Wednesday 13 November 2013

Desert Island Discs

1.  Dayvan Cowboy - Boards of Canada

Few songs are truly epic.  On a day like this by Elbow isn't epic, but Davyan Cowboy is.  BoC write music for the films that were never made - most of their songs have an air of foreboding, like the soundtrack to a Hopper painting, but Dayvan Cowboy is one of the few that are uplifting.  I like to think that it was the music going through Felix Baumgartner's head when he made his jump from space.


2.  Waterloo Sunset - The Kinks

Reminds me of my parents, who met in London in the late 1960s.  I hope that they met at Waterloo station on at least one occasion and I hope they walked across Waterloo bridge together, arm in arm, listening to the Kinks.


3.  3 Hours - Nick Drake


His only song with a personal friend named in the lyrics (Jeremy, who I think was a friend from Marlborough).  Voice and guitar have been done to death but Nick Drake makes voice and guitar sound like this is how it should be done.  You feel like you've already heard the songs, you feel like you know where they are going and you get a strong sense of the kind of person he was - quiet, introverted and sad.  A man not for this world.

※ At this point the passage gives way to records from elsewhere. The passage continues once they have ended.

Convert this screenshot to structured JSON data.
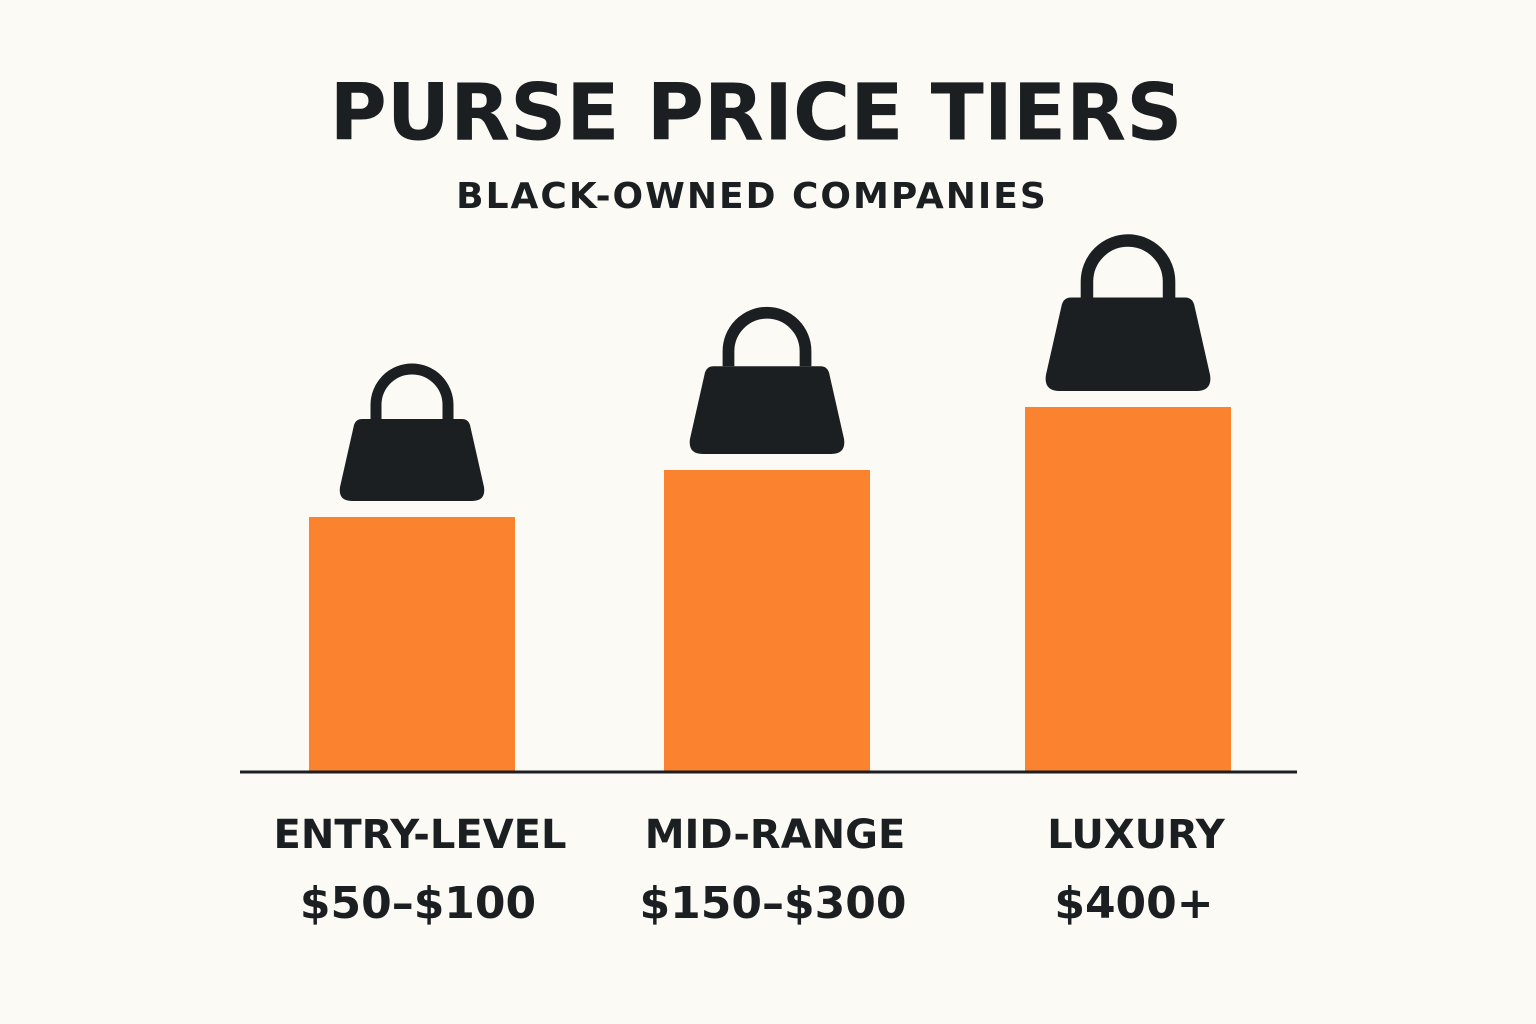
{
  "chart_data": {
    "type": "bar",
    "title": "PURSE PRICE TIERS",
    "subtitle": "BLACK-OWNED COMPANIES",
    "categories": [
      "ENTRY-LEVEL",
      "MID-RANGE",
      "LUXURY"
    ],
    "price_ranges": [
      "$50–$100",
      "$150–$300",
      "$400+"
    ],
    "values": [
      255,
      302,
      365
    ],
    "color": "#fb822f",
    "ylim": [
      0,
      500
    ]
  }
}
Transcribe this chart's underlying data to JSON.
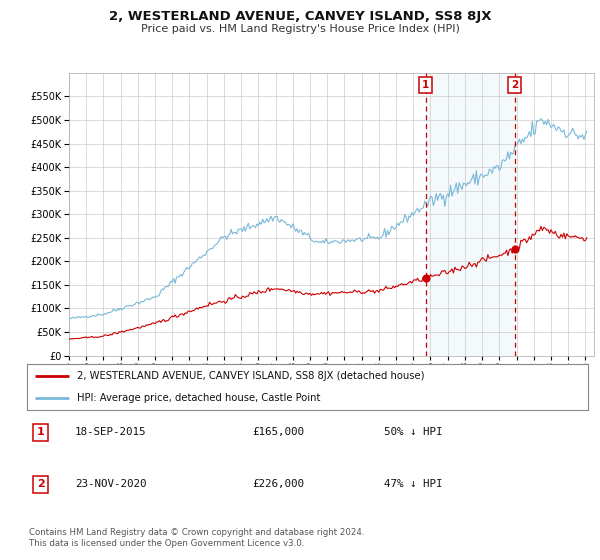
{
  "title": "2, WESTERLAND AVENUE, CANVEY ISLAND, SS8 8JX",
  "subtitle": "Price paid vs. HM Land Registry's House Price Index (HPI)",
  "legend_line1": "2, WESTERLAND AVENUE, CANVEY ISLAND, SS8 8JX (detached house)",
  "legend_line2": "HPI: Average price, detached house, Castle Point",
  "annotation1_label": "1",
  "annotation1_date": "18-SEP-2015",
  "annotation1_price": "£165,000",
  "annotation1_hpi": "50% ↓ HPI",
  "annotation2_label": "2",
  "annotation2_date": "23-NOV-2020",
  "annotation2_price": "£226,000",
  "annotation2_hpi": "47% ↓ HPI",
  "footnote1": "Contains HM Land Registry data © Crown copyright and database right 2024.",
  "footnote2": "This data is licensed under the Open Government Licence v3.0.",
  "hpi_color": "#7ab8d9",
  "hpi_fill_color": "#d6eaf5",
  "price_color": "#cc0000",
  "dot_color": "#cc0000",
  "vline_color": "#cc0000",
  "background_color": "#ffffff",
  "grid_color": "#cccccc",
  "ylim": [
    0,
    600000
  ],
  "yticks": [
    0,
    50000,
    100000,
    150000,
    200000,
    250000,
    300000,
    350000,
    400000,
    450000,
    500000,
    550000
  ],
  "year_start": 1995,
  "year_end": 2025,
  "sale1_year": 2015.72,
  "sale1_price": 165000,
  "sale2_year": 2020.9,
  "sale2_price": 226000
}
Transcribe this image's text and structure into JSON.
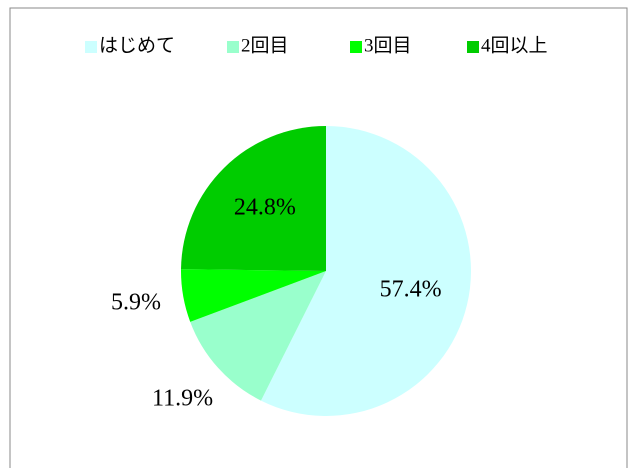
{
  "chart_data": {
    "type": "pie",
    "categories": [
      "はじめて",
      "2回目",
      "3回目",
      "4回以上"
    ],
    "values": [
      57.4,
      11.9,
      5.9,
      24.8
    ],
    "value_labels": [
      "57.4%",
      "11.9%",
      "5.9%",
      "24.8%"
    ],
    "colors": [
      "#ccffff",
      "#99ffcc",
      "#00ff00",
      "#00cc00"
    ],
    "legend": "top"
  }
}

4.  Clash - Caravan Palace


If you could be a member of any band in the world, wouldn't it be this one?  The nearest thing any of us will get to the soundtrack of the hedonistic 20s.  I like the fact that Baz Luhrmann went for the obvious choice of Jay-Z for his overblown Gatsby re-make.  Caravan Palace have a bit too much class for that.

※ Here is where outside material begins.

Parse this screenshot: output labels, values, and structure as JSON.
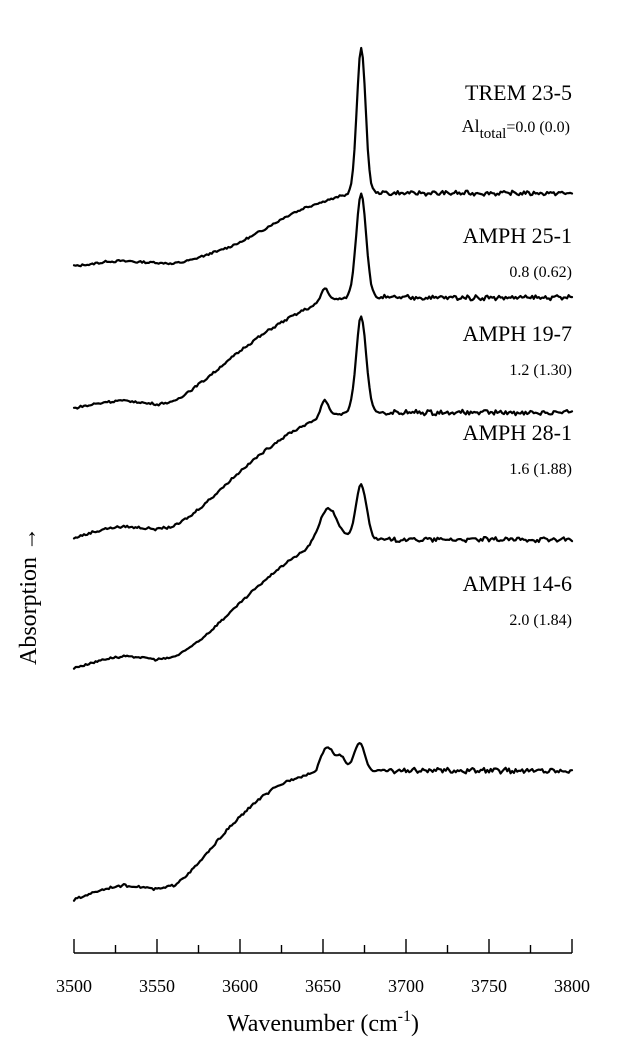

5.  The Age of the Understatement - The Last Shadow Puppets


Arctic Monkeys meets David Bowie, and what's not to like about that?  It's the music I think Alex Turner would produce more of were he a solo artist, it's got a touch of the epic about it, a very silly cold war video and one the best titles.  We live in an age of perpetual over-statement, at least where social media is concerned, and I think I wish that the title were an adequate description of Britain today.


6.  Requium - Mozart


Ok, it's a bit like choosing 'Catcher in the Rye' as your favourite book, and it looks like it's making a rather obvious nod to all things classical, but try watching Amadeus as a ten-year old and not being taken with the Confutatis Maledictis.  It's even better than Falco.


7.  King of Carrot Flowers - Neutral Milk Hotel


Reminds me of my favourite person - musically spare, mostly lyrical nonsense but these two things some together to make something that is beautiful, and seems profound, even though it's probably not.


8.  Entertainment - Phoenix


A band that makes you feel like you know them.  They don't try too hard to make perfect pop music and their 'Take Away' set of videos for La Blogoteque is the best thing you'll see on youtube.


9.  Sugar Kane - Sonic Youth


A song that you notice more things about the more you listen, musical arrangement-wise.  It's about Marilyn Monroe's character in Some Like it Hot and I think she'd have liked the overall feel.


10.  A day in the Life - The Beatles


Ahead of its time.  Lennon's finest hour.  Meaningless and sad.